De qualquer modo é importante ficarmos cientes de que qualquer forma de expressão verbal representa apenas uma tentativa de comunicar, uma formulação hipotética, uma possibilidade entre outras. Por isso estou dolorosamente consciente das limitações de seja o que for que aqui possa ser lido. Ao procurarmos comunicar estamos forçados a utilizar este instrumento que pela sua natureza é também o principal produtor de ilusões. A palavra, o símbolo é alheio à realidade, não é a coisa que representa. Por isso é importante ter presente um conselho dado por Misson, um filósofo desconhecido da antiga Grécia: "Indaga as palavras a partir das coisas e não as coisas a partir das palavras".

Porque razão apesar de tantos livros e mestres continuamos sem a iluminação e plenitude que procuramos? Porque razão na nossa busca por esclarecimento e compreensão nos vemos assaltados por tantas perplexidades, dúvidas e contradições? Porque razão este esforço constantemente se revela tão frustrante como a atividade de uma criança procurando ultrapassar a própria sombra que sempre se lhe adianta e escapa?

Algumas teses fundamentais poderão contribuir para elucidar a perspetiva do autor e serão desde já enunciadas:
  • Há uma contradição ou oposição inevitável entre o desejo de certeza e segurança e a própria estrutura da comunicação verbal. Nenhuma formulação verbal nos poderá transmitir a segurança que procuramos. Tudo o que o intelecto constrói, o intelecto pode destruir; 
  • O paradoxo e a contradição são inerentes àquelas filosofias sempre que procuramos comunicá-las ou pô-las em palavras, já que tratam um domínio ou dimensão da experiência que só se torna manifesto quando é transcendido o intelecto e nos livramos de todos os nomes e palavras; 
  •  Enquanto nós mesmos não tivermos um vislumbre claro, um saborear direto daquilo que o discurso da "Não-Dualidade" nos procura comunicar, e que se encontra por trás de conceitos como "iluminação" e "despertar", aquele sempre nos parecerá inconsistente, confuso e contraditório. Na geografia terrena, um mapa poderá conduzir-nos a um tesouro, mas na viagem em busca de Deus, só depois que o encontrámos é que se tornam claros para nós os mapas que o procuram indicar;
  • O discurso não tem que ser lógico, consistente, belo ou "verdadeiro". Tem é que ser eficaz em conduzir o olhar do buscador a ver aquilo para o qual pretende apontar.
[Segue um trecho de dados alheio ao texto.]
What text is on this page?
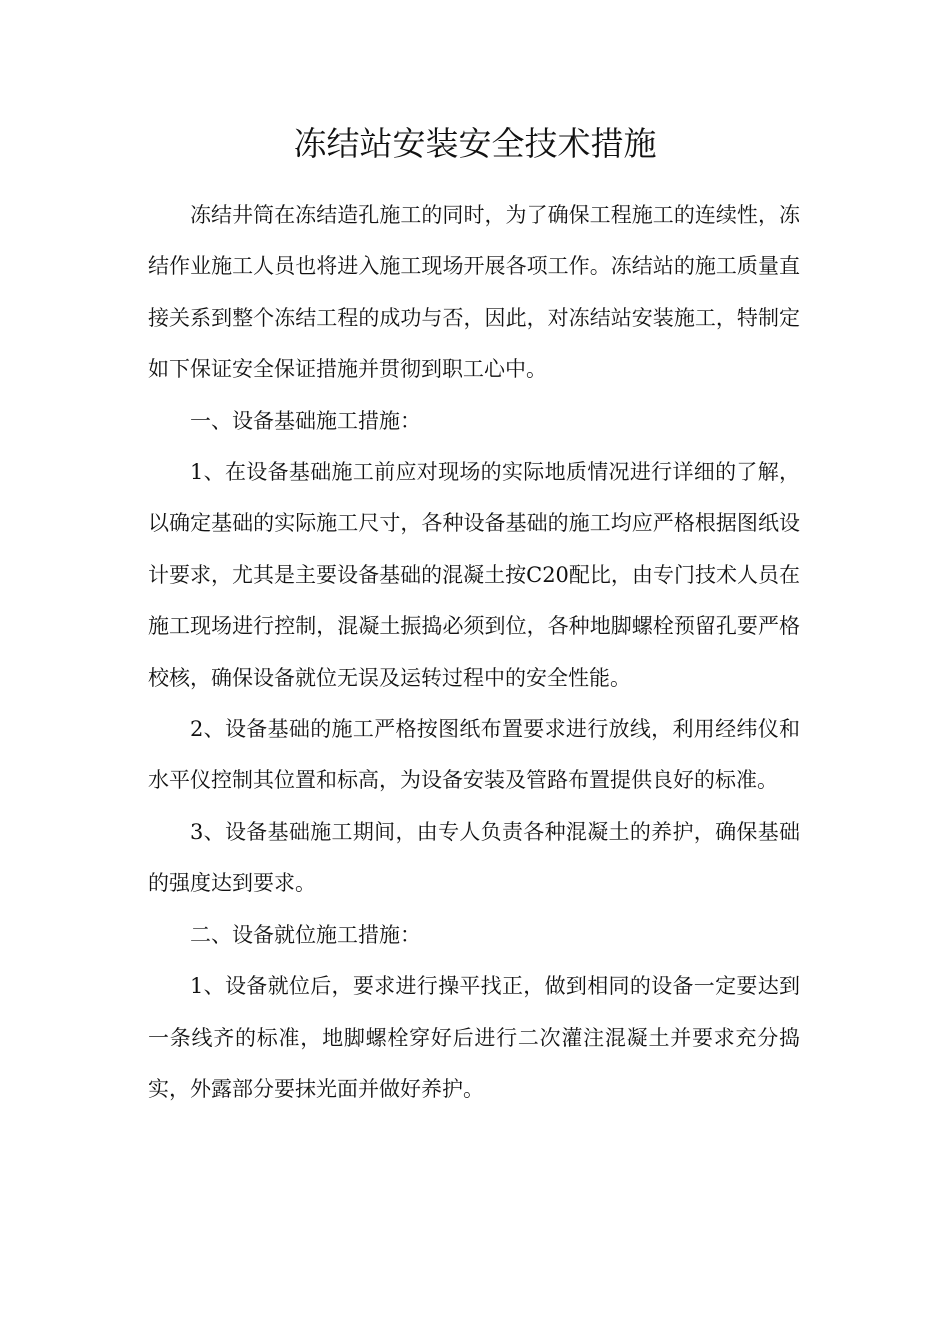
冻结站安装安全技术措施

冻结井筒在冻结造孔施工的同时，为了确保工程施工的连续性，冻结作业施工人员也将进入施工现场开展各项工作。冻结站的施工质量直接关系到整个冻结工程的成功与否，因此，对冻结站安装施工，特制定如下保证安全保证措施并贯彻到职工心中。

一、设备基础施工措施：

1、在设备基础施工前应对现场的实际地质情况进行详细的了解，以确定基础的实际施工尺寸，各种设备基础的施工均应严格根据图纸设计要求，尤其是主要设备基础的混凝土按C20配比，由专门技术人员在施工现场进行控制，混凝土振捣必须到位，各种地脚螺栓预留孔要严格校核，确保设备就位无误及运转过程中的安全性能。

2、设备基础的施工严格按图纸布置要求进行放线，利用经纬仪和水平仪控制其位置和标高，为设备安装及管路布置提供良好的标准。

3、设备基础施工期间，由专人负责各种混凝土的养护，确保基础的强度达到要求。

二、设备就位施工措施：

1、设备就位后，要求进行操平找正，做到相同的设备一定要达到一条线齐的标准，地脚螺栓穿好后进行二次灌注混凝土并要求充分捣实，外露部分要抹光面并做好养护。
Não tem qualquer importância, significado ou valor intrínseco. É como um mapa que se torna inútil uma vez atingido o local que ele indicava. As palavras são apenas um dedo que aponta, como advertia Hui Neng, o sexto patriarca Zen, se te perdes a olhar para o dedo apontador, deixas de ver aquilo para o qual ele está a apontar.
  • Nunca a compreensão, o despertar ou a iluminação foram recebidos de algum livro, mestre ou guru. Essa é uma falsa impressão. Não são os livros e os mestres que produzem em nós o esclarecimento e a iluminação. Como é que os poderíamos compreender se não estivermos já iluminados e esclarecidos? As palavras dos mestres fazem apelo à nossa já inata sabedoria, à nossa inata capacidade de ver. Em diversas formas, os livros, quando são vitais e significativos, apenas podem ser uma corroboração do que nós próprios experimentamos e sentimos.
  • Os autênticos mestres Zen e Advaita, quando falam ou escrevem, mesmo em contexto pedagógico, não estão a transmitir ou comunicar aquela filosofia. Estão simplesmente a expressá-la! A sua fala e a sua escrita brotam do contacto com a realidade, não são um método ou uma receita para produzir esse contacto. O que fazem é uma descrição e não uma prescrição. A coisa está antes e não depois do símbolo e da palavra. É no descobrimento e dissipação deste equivoco que o "discípulo" ou "buscador" dá um passo decisivo na sua libertação.
  •  A condição humana é a de uma irrevogável e essencial solidão no viver e experimentar. Daí que ninguém nos possa substituir na compreensão nem nós nos podemos substituir a ninguém. Esta viagem é feita solitariamente. Mas nesta solidão existe uma riqueza e imensidão que tudo inclui.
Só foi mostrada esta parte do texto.